Tinder has announced that San Francisco VC firm Benchmark has taken an equity stake in the dating app and General Partner Matt Cohler will become a director.
The size of the stake was not disclosed, though a source confirmed that no money was invested by Benchmark. An earlier report had said Benchmark was leading a $50 million to $75 million investment round that would value the Venice startup upward of $1 billion.
Representatives of Tinder and Benchmark could not be reached for comment.
Cohler, whose resume includes exec stints at Facebook and LinkedIn, has led Benchmark investments in a number of startup success stories such as Dropbox, Instagram and Uber.
Tinder launched out of Hatch Labs in 2012, an incubator financed by InterActivCorp, which continues to hold a controlling stake in the app. The dating startup falls under IAC subsidiary Match Group, along with the Internet giant’s other online dating businesses Match.com, OKCupid and Chemistry.com.
It’s that parent relationship that has previously kept outside investors at bay.

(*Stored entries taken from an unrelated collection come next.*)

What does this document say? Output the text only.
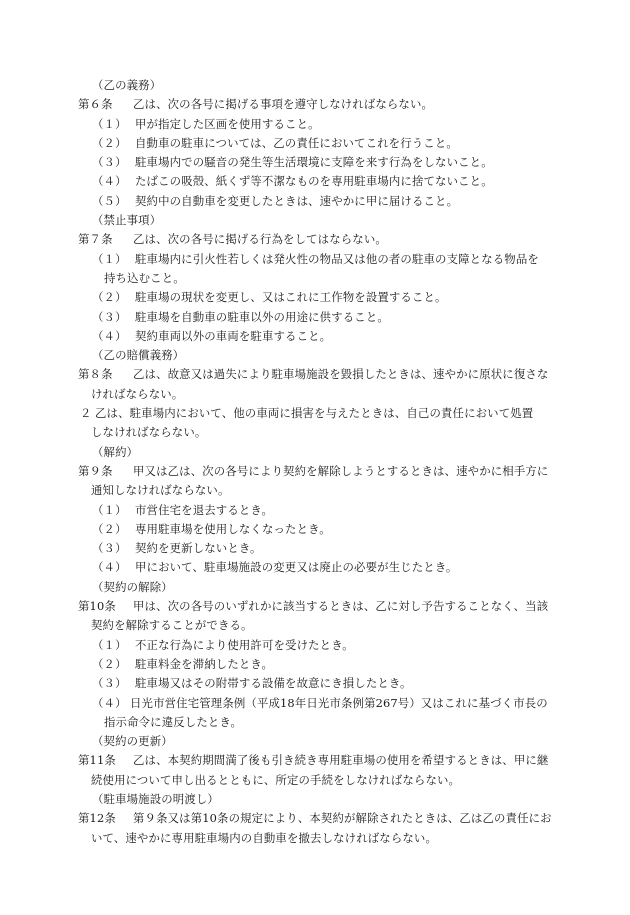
（乙の義務）
第６条 乙は、次の各号に掲げる事項を遵守しなければならない。
（１） 甲が指定した区画を使用すること。
（２） 自動車の駐車については、乙の責任においてこれを行うこと。
（３） 駐車場内での騒音の発生等生活環境に支障を来す行為をしないこと。
（４） たばこの吸殻、紙くず等不潔なものを専用駐車場内に捨てないこと。
（５） 契約中の自動車を変更したときは、速やかに甲に届けること。
（禁止事項）
第７条 乙は、次の各号に掲げる行為をしてはならない。
（１） 駐車場内に引火性若しくは発火性の物品又は他の者の駐車の支障となる物品を
持ち込むこと。
（２） 駐車場の現状を変更し、又はこれに工作物を設置すること。
（３） 駐車場を自動車の駐車以外の用途に供すること。
（４） 契約車両以外の車両を駐車すること。
（乙の賠償義務）
第８条 乙は、故意又は過失により駐車場施設を毀損したときは、速やかに原状に復さな
ければならない。
２ 乙は、駐車場内において、他の車両に損害を与えたときは、自己の責任において処置
しなければならない。
（解約）
第９条 甲又は乙は、次の各号により契約を解除しようとするときは、速やかに相手方に
通知しなければならない。
（１） 市営住宅を退去するとき。
（２） 専用駐車場を使用しなくなったとき。
（３） 契約を更新しないとき。
（４） 甲において、駐車場施設の変更又は廃止の必要が生じたとき。
（契約の解除）
第10条 甲は、次の各号のいずれかに該当するときは、乙に対し予告することなく、当該
契約を解除することができる。
（１） 不正な行為により使用許可を受けたとき。
（２） 駐車料金を滞納したとき。
（３） 駐車場又はその附帯する設備を故意にき損したとき。
（４） 日光市営住宅管理条例（平成18年日光市条例第267号）又はこれに基づく市長の
指示命令に違反したとき。
（契約の更新）
第11条 乙は、本契約期間満了後も引き続き専用駐車場の使用を希望するときは、甲に継
続使用について申し出るとともに、所定の手続をしなければならない。
（駐車場施設の明渡し）
第12条 第９条又は第10条の規定により、本契約が解除されたときは、乙は乙の責任にお
いて、速やかに専用駐車場内の自動車を撤去しなければならない。
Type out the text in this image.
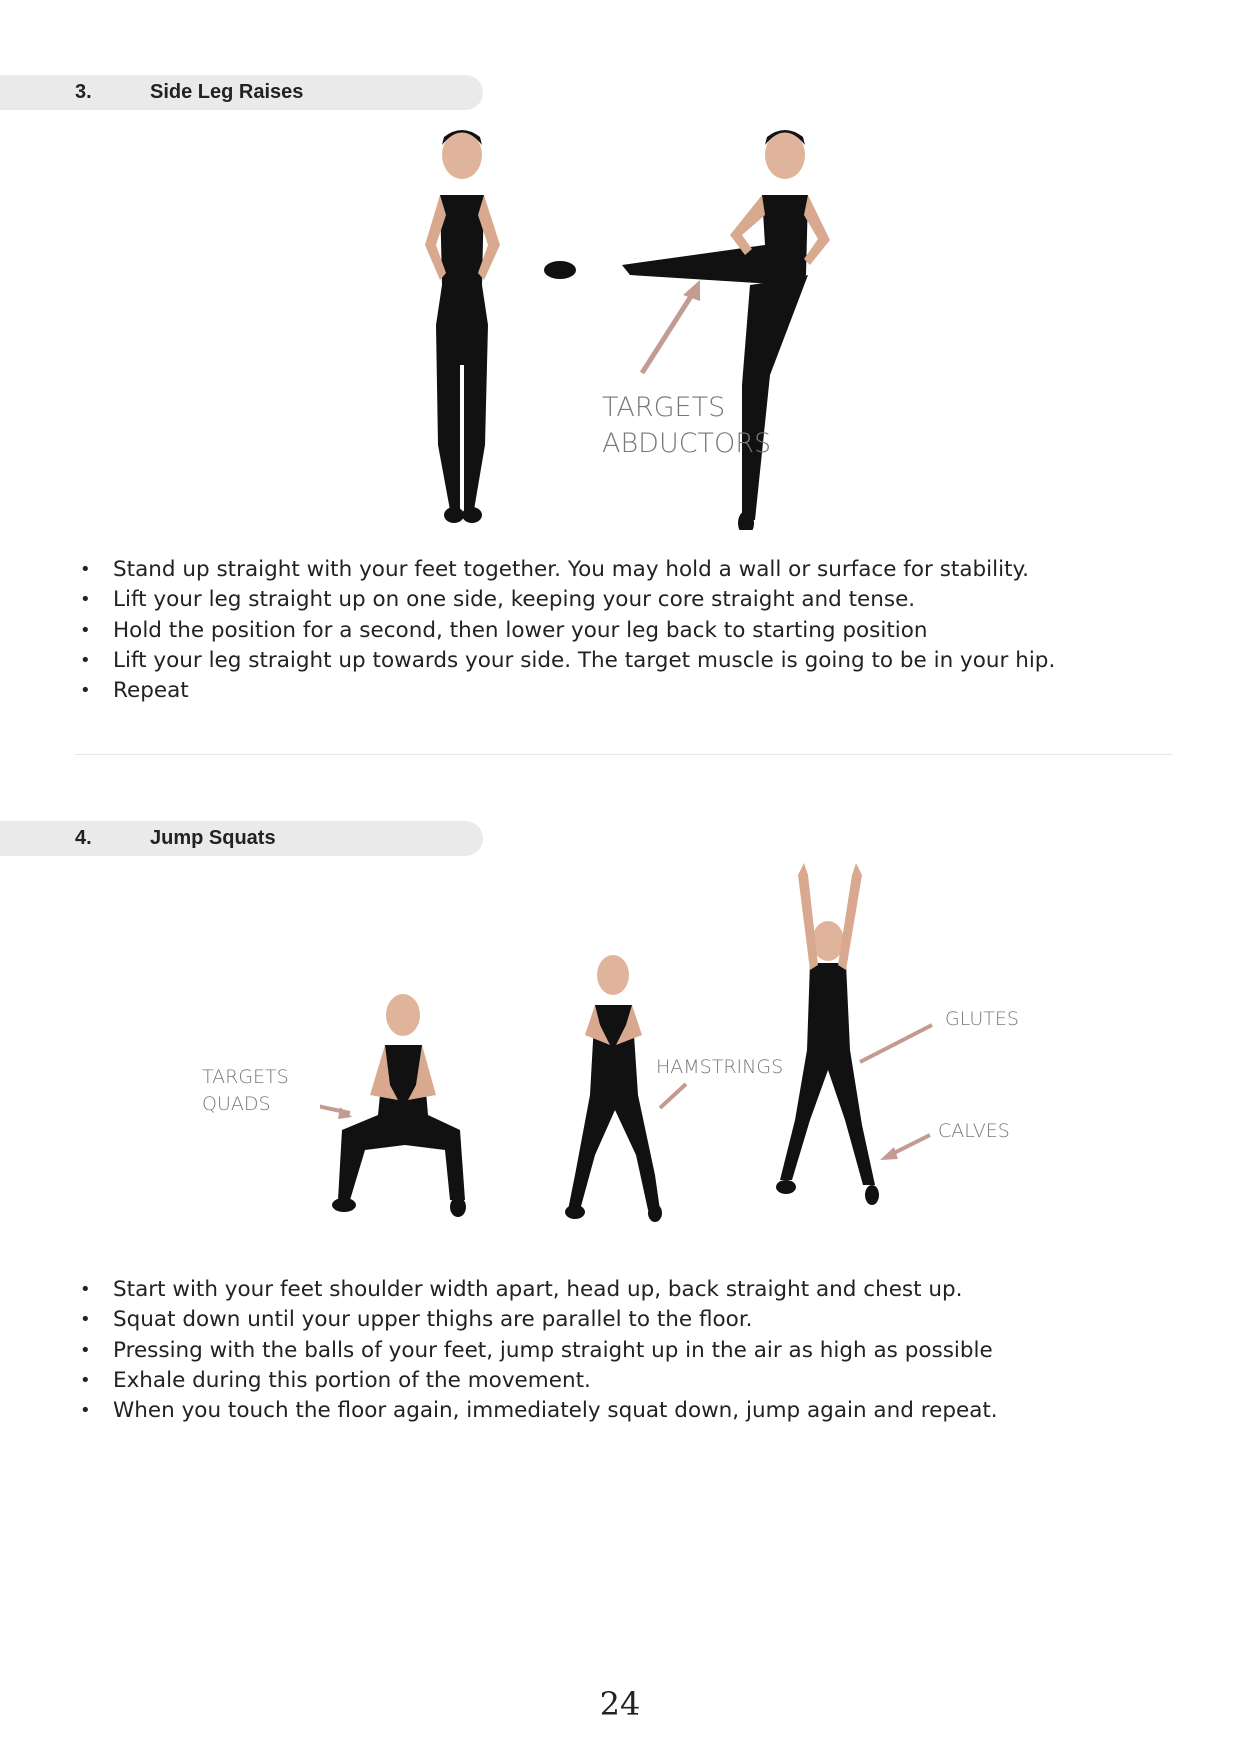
3.	Side Leg Raises
TARGETS
ABDUCTORS
• Stand up straight with your feet together. You may hold a wall or surface for stability.
• Lift your leg straight up on one side, keeping your core straight and tense.
• Hold the position for a second, then lower your leg back to starting position
• Lift your leg straight up towards your side. The target muscle is going to be in your hip.
• Repeat
4.	Jump Squats
TARGETS
QUADS
HAMSTRINGS
GLUTES
CALVES
• Start with your feet shoulder width apart, head up, back straight and chest up.
• Squat down until your upper thighs are parallel to the floor.
• Pressing with the balls of your feet, jump straight up in the air as high as possible
• Exhale during this portion of the movement.
• When you touch the floor again, immediately squat down, jump again and repeat.
24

Tinder, which uses a “yes or no” swiping mechanism to make matches, said it processes more than 1 billion swipes and makes more than 12 million matches a day.
“Benchmark brings to Tinder unparalleled experience in the consumer Internet space,” said Sean Rad, Tinder’s co-founder and chief executive, in a statement. “I’m excited about the contributions my long-time mentor Matt and the Benchmark team can make to our continued growth.”